На его лице застыло выражение такой боли, что я всерьез испугался, что сердечный приступ настигнет беднягу лет этак на двадцать раньше положенного срока. Горчаков ломился следом — и выглядел немногим лучше. Орлов стоял хмурый, как туча, Зубовы довольно улыбались, Мамаев пожирал меня плотоядным взглядом, и единственным человеком в зале, кто сохранял хоть какое-то подобие спокойствия, был я сам.

— Так… Ладно, слушай сюда, Игорек! — Дядя рухнул на скамью рядом со мной. — Деваться нам некуда, но ты можешь выставить бойца вместо себя. Как старший в роду, я имею право…

— Олег, он тебя убьет! — Горчаков опустил здоровенную ручищу дяде не плечо. — Там второй ранг, если не первый, а ты… Сила-то другая совсем — даже на мечах не справишься!

— Пускай. — Дядя поджал губы и повернулся ко мне. — Значит, заплатишь эту чертову виру, и дело с концом. Зато жить будешь. А там хоть от титула откажись, хоть чего — главное, Катюшку с Полинкой береги. А остальное…

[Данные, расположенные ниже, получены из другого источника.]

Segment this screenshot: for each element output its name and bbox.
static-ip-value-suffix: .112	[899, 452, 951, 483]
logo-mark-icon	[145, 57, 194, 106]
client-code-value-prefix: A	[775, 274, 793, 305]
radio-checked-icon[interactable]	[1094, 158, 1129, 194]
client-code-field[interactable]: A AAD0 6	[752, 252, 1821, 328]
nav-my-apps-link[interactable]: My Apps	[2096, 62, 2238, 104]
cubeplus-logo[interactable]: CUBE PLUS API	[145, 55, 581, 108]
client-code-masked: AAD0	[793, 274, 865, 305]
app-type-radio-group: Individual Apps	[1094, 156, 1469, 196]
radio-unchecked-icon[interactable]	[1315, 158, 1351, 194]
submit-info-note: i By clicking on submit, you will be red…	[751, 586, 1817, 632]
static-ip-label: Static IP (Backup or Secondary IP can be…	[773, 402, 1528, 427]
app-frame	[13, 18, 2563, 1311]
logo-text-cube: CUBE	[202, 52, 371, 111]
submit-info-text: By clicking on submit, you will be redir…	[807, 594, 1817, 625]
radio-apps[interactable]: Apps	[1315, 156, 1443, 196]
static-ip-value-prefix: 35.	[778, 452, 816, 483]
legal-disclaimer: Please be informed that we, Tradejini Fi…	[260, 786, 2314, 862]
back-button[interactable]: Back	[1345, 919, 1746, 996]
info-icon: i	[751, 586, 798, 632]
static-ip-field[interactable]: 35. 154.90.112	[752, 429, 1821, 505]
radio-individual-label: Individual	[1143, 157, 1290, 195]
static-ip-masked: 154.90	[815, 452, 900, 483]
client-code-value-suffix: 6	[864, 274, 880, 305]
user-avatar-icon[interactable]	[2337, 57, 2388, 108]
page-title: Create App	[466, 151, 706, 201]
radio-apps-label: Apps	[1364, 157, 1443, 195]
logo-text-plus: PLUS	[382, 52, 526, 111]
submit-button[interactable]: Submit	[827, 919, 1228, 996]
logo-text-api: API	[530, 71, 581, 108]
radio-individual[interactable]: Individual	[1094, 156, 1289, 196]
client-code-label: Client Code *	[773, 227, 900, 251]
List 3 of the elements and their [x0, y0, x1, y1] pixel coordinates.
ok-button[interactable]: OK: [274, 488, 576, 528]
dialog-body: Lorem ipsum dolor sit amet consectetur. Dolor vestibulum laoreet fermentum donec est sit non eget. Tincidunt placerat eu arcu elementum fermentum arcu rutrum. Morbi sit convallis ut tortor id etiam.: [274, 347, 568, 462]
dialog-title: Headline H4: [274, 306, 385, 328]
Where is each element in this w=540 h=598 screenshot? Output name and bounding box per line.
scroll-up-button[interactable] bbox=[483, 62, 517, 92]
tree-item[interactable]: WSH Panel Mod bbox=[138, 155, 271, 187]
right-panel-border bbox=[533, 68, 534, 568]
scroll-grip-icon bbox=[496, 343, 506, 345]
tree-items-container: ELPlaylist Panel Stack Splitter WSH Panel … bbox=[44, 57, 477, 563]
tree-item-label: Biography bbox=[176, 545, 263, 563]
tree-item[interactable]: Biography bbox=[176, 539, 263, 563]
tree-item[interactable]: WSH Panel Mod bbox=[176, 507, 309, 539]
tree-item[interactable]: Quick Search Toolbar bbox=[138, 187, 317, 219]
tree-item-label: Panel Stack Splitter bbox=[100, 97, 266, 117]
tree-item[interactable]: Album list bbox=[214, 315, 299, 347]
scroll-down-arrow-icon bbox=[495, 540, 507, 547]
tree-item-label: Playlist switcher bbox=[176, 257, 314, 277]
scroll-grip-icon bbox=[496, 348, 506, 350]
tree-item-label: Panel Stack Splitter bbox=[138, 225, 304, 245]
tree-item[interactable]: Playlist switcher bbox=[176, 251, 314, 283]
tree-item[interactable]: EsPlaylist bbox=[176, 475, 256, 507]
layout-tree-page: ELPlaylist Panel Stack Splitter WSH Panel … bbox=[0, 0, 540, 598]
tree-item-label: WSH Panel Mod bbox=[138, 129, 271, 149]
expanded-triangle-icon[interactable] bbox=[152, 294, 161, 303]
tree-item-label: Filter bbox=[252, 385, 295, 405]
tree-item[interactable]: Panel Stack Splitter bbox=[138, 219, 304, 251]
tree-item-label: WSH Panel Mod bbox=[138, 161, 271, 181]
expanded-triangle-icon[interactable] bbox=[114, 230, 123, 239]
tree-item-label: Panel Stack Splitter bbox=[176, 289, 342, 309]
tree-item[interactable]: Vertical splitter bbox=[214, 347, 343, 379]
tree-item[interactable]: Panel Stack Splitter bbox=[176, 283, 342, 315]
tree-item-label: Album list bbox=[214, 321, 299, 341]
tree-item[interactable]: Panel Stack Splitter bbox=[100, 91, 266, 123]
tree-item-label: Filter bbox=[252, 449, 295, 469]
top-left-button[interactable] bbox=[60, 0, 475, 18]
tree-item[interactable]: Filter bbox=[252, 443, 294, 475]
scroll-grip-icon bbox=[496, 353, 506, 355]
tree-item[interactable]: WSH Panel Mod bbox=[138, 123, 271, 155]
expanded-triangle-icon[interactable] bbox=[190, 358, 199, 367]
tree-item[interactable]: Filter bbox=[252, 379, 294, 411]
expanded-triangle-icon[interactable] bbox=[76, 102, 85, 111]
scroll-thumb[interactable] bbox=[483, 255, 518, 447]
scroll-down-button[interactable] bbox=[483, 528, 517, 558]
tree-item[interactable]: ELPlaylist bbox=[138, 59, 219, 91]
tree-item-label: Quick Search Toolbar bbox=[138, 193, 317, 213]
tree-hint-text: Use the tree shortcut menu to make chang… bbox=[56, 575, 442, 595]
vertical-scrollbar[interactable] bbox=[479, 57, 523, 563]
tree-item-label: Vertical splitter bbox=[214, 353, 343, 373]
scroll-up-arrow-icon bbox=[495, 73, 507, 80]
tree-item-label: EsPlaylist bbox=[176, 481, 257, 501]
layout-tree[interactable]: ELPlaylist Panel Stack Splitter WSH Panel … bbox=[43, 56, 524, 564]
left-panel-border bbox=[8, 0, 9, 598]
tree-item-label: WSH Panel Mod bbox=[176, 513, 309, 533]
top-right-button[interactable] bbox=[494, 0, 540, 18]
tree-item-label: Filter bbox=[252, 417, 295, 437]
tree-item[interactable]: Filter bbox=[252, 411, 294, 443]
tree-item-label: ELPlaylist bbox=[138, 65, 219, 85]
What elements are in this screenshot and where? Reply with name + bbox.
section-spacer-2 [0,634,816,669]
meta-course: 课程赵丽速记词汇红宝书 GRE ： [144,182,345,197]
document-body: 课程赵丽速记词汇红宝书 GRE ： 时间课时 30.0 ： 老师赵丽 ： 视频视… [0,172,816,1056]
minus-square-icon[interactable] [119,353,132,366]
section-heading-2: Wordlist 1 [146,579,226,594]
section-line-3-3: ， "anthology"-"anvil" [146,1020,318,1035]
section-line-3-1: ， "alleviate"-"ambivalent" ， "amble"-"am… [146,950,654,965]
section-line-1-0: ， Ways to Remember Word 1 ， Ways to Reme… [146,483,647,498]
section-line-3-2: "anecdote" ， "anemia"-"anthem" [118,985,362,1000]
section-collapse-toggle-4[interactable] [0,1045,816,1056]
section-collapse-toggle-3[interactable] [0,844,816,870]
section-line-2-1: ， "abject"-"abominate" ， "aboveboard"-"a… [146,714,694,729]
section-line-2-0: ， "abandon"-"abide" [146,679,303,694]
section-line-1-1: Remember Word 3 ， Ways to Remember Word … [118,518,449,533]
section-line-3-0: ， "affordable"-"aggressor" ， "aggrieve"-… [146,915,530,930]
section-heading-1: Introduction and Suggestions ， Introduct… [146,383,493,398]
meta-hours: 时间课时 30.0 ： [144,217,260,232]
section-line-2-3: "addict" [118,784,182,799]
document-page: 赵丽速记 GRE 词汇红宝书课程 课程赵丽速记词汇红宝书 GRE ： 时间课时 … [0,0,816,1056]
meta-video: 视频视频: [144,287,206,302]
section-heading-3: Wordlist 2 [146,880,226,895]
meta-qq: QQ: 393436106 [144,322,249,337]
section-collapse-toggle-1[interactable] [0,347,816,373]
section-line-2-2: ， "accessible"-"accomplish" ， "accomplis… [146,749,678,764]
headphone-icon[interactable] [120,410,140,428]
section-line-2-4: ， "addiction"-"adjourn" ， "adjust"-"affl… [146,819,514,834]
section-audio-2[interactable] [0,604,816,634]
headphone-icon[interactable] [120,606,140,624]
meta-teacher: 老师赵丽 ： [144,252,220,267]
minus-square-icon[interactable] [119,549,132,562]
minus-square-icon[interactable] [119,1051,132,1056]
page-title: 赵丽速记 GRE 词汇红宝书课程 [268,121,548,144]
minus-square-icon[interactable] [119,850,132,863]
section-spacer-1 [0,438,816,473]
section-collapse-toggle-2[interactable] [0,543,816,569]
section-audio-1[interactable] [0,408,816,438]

— Да что ты такое говоришь? — прорычал Горчаков, сжимая кулаки. — Нельзя вам с Мамаевым драться, что одному, что второму! Я вот как, думаю, надо сделать… И так плохо получается, и так не лучше.

— Влипли. — Дядя протяжно вздохнул и покосился на меня. — Ну вот чем ты думал?

— А чего тут думать? — усмехнулся я. — Просто дайте мне меч — и я избавлю мир от этого идиота.

* * *

— Пожалуйте сюда, милостивые судари, — проговорил Орлов. И, не удержавшись, добавил: — Если уж вам и правда так хочется отправить друг друга на тот свет.

После того, как я во всеуслышание согласился на поединок, почтенный Петр Петрович окончательно превратился в дрожащую и почти бесполезную тварь. Офицеры только морщились, а среди младших местных чинов так и не нашлось ни одного достаточного бойкого и сообразительного, так что распоряжаться всем пришлось не кому иному, как столичному канцеляристу.

Подобающий по такому случаю церемониал он, разумеется, не знал — да и подсказать было некому: последний судебный поединок в Орешке случился лет этак семьдесят назад, когда прадедушка Горчакова отправил на тот свет кого-то из новгородской знати.

Пришлось импровизировать — и, надо сказать, справился его сиятельство на отлично: тут же раздобыл у офицеров два равных по длине и весу клинка армейского образца, распорядился позвать целителя и карету «скорой». И озадачил стряпчих заносить в протокол все, что происходит. Видимо, на тот случай, если вести о поединке дойдут до Москвы, и кому-то — к примеру, Милютину — придется отвечать перед государем лично.